Piden los ecologistas de Ibiza, GEN y Amics de la Terra, junto a la Fundació Deixalles y el Ateneu Popular, que los políticos incluyan en su programa electoral reducir las emisiones de efecto invernadero, y lamentan que nos alejemos de los objetivos de Kyoto. Pero somos afortunados por alejarnos: las previsiones de los mejores modelos económicos en el 2006 eran que, de cumplirlos, España perdería para el 2010 el 5% del Producto Interior Bruto y un millón de puestos de trabajo. Poco realistas esos objetivos: China e India, los mayores emisores, ni se lo piensan, y 11 de los 15 países de la ampliación de la Unión Europea preveían al integrarse subir sus emisiones mucho más allá de los objetivos de Kyoto.

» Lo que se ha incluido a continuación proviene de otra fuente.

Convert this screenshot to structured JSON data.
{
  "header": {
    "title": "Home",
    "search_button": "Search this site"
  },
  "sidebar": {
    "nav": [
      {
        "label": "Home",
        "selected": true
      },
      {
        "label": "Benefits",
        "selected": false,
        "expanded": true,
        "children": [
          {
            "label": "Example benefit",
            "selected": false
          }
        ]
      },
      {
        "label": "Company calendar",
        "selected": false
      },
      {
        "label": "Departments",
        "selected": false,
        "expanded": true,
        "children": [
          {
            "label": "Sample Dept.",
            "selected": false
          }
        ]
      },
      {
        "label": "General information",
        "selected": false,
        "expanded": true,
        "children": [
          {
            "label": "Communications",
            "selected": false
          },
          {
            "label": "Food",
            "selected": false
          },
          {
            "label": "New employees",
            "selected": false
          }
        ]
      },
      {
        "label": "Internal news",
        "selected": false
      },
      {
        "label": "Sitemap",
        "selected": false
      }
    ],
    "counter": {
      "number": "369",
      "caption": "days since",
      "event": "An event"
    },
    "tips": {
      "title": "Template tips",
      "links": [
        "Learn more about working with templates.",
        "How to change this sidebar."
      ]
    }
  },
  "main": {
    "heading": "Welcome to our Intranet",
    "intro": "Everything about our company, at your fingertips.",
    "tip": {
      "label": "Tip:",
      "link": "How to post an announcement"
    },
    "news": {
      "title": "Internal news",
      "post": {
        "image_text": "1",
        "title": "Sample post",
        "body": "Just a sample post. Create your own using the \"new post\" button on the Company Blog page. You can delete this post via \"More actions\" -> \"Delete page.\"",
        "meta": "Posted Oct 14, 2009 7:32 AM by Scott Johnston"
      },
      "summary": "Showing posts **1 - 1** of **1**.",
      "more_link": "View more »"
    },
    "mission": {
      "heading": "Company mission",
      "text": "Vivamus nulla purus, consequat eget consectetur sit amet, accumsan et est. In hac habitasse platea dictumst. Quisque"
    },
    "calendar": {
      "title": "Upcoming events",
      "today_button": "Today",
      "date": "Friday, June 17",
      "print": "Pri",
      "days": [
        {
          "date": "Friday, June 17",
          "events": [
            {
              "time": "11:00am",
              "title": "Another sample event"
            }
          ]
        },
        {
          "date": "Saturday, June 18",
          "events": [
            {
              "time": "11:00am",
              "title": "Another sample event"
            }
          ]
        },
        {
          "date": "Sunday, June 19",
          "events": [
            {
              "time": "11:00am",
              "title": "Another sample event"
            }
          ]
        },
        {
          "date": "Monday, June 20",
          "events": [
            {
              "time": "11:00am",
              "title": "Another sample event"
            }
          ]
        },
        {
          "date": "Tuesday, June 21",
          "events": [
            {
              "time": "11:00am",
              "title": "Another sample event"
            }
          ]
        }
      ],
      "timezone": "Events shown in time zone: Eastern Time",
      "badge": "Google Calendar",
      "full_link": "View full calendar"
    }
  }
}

Reducir emisiones suena intituitivamente bien, pero no es un juego. Ibiza debería perseguir sus mayores fuentes de emisión: aviones y coches de alquiler. Pero Ibiza amplía su aeropuerto y cada nueva conexión aérea se la apunta un político como mérito de su gestión, porque sin avión ni hay turismo ni puestos de trabajo. El coche lo quiere el turista para ir a calas, restaurantes, mercadillos y discotecas a gastar dinero; no están los tiempos para mandarlo a los sitios en bicicleta como experimento ecologista.

Además de complacerse en alarmarnos, un dogmatismo acientífico, manipular datos que los contradicen, y lo caro e ineficaz de las medidas que proponen, alguno que vive del calentamiento engaña con descaro, como aquel indio que derretía glaciares del Himalaya o los bochornosos correos electrónicos de la University of East Anglia. Y Al Gore confiesa ahora que cuando nos vendía lo del etanol buscaba subvenciones para sus votantes en Tennessee. Que se lo explique a los que pasan hambre en el Tercer Mundo por la consigiuente carestía de alimentos.

Impedir que el fundamentalismo ecologista deje a la gente sin comer y trabajar no es el único argumento: piden «desligar por ley de obligado cumplimiento la lucha contra el calentamiento de los intereses políticos, asegurando su aplicación continuada, independientemente de los cambios de gobierno y en todos los ámbitos: industrial, energético o del transporte». O sea, que cedamos la política a los expertos, que son ellos; que sus interpretaciones discutibles o desprestigiadas sustituyan a la acción política en las relaciones económicas y sociales de la comunidad. Es decir, que dejemos de ser animales políticos para que ellos nos dicten, con obligado cumplimiento, lo que hay que hacer. Es la expresión nítida e ingenua del objetivo de este ecologismo: subordinar la vida política que distingue a una sociedad democrática, la capacidad de los ciudadanos de decidir, equivocarse y rectificar en libertad, a las verdades supuestas, y falsedades demostradas, de los autoproclamados expertos que se creen la nueva aristocracia.